The political, economic, and institutional stars are finally aligned to take the first real step toward solidifying digital transformation and creating the first career fields in software development operations in the United States Army. For one, we have the right leaders in place, who prioritize the long view and have the wherewithal to see through the traditionalists. From the recent announcement of former Apple executive Doug Beck as the new Defense Innovation Unit director (and direct report to the secretary of defense) to the confirmation of renowned Rand Corporation personnel policy expert Dr. Agnes Schaefer as the Army’s top personnel official, the political leadership team clearly understands the need.

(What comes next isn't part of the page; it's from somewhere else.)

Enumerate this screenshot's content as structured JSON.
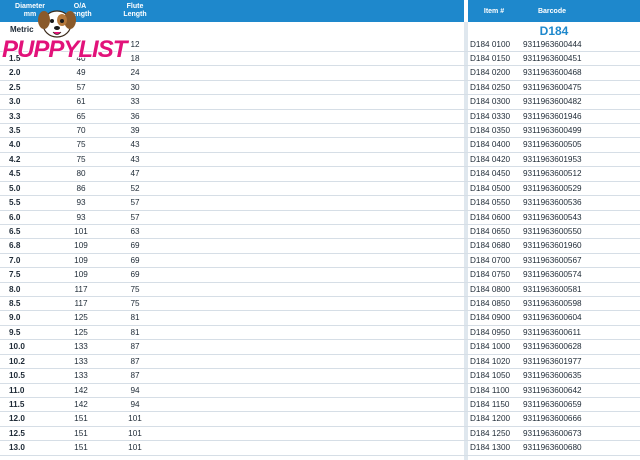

Furthermore, from years of National Defense Authorization Act draft language requiring DoD leadership to build this new competency and similar recommendations in the National Security Commission on Artificial Intelligence final report, the pump is primed in Congress too. Furthermore, even the Army’s staunchest traditionalists now see that conventionally minded recruiting strategies have failed. The workforce is different and what they expect from employers is a portability and autonomy characteristic of the private sector, which must be matched by the Army. The Army must start targeting untapped demographics. This all readies the situation for the first career field and promotion system for uniformed software developers and operators.
Moreover, the Army already placed a small but smart bet on this value three years ago when it green‐lit the first ever Army Software Factory in Austin, Texas as a brainchild of the newly minted Army Futures Command. In an act of unusual self‐awareness, Army leaders’ goal was to prove the value of this bold concept before scaling something that would not work if fielded to the broader Army. But in less than three years, the results are both stunning and compelling. With no formal training and working hand in hand with nontraditional tech sector partners, the Army Software Factory has both embodied the recommendations of thought‐leading technologists and proven that Army soldiers will stay in uniform if employed in this capacity. And in doing so, they’ve become experts in the community-of-practice approach to agile software operations, cloud engineering, and lean problem-solving while also addressing complex Army problems. The experiment has gone so well that earlier this year, the United States Marine Corps announced at Austin’s global tech conference SXSW that it would be building its own new software unit, using the same model as the Army and placing it under the same roof in Austin, as part of the service’s Force Design 2030 initiative. It marks the first time two services are partnered under the same roof to employ service members in unmapped roles in emerging technology and it was all built at minimal cost to the taxpayer with close connections to the tech sector and community partners.
With all this momentum in place, it seems silly to wait for something so overdue and obvious. Let’s all advocate for the Army to codify this first step of digital transformation and to create a permanent career field for soldiers as software developers.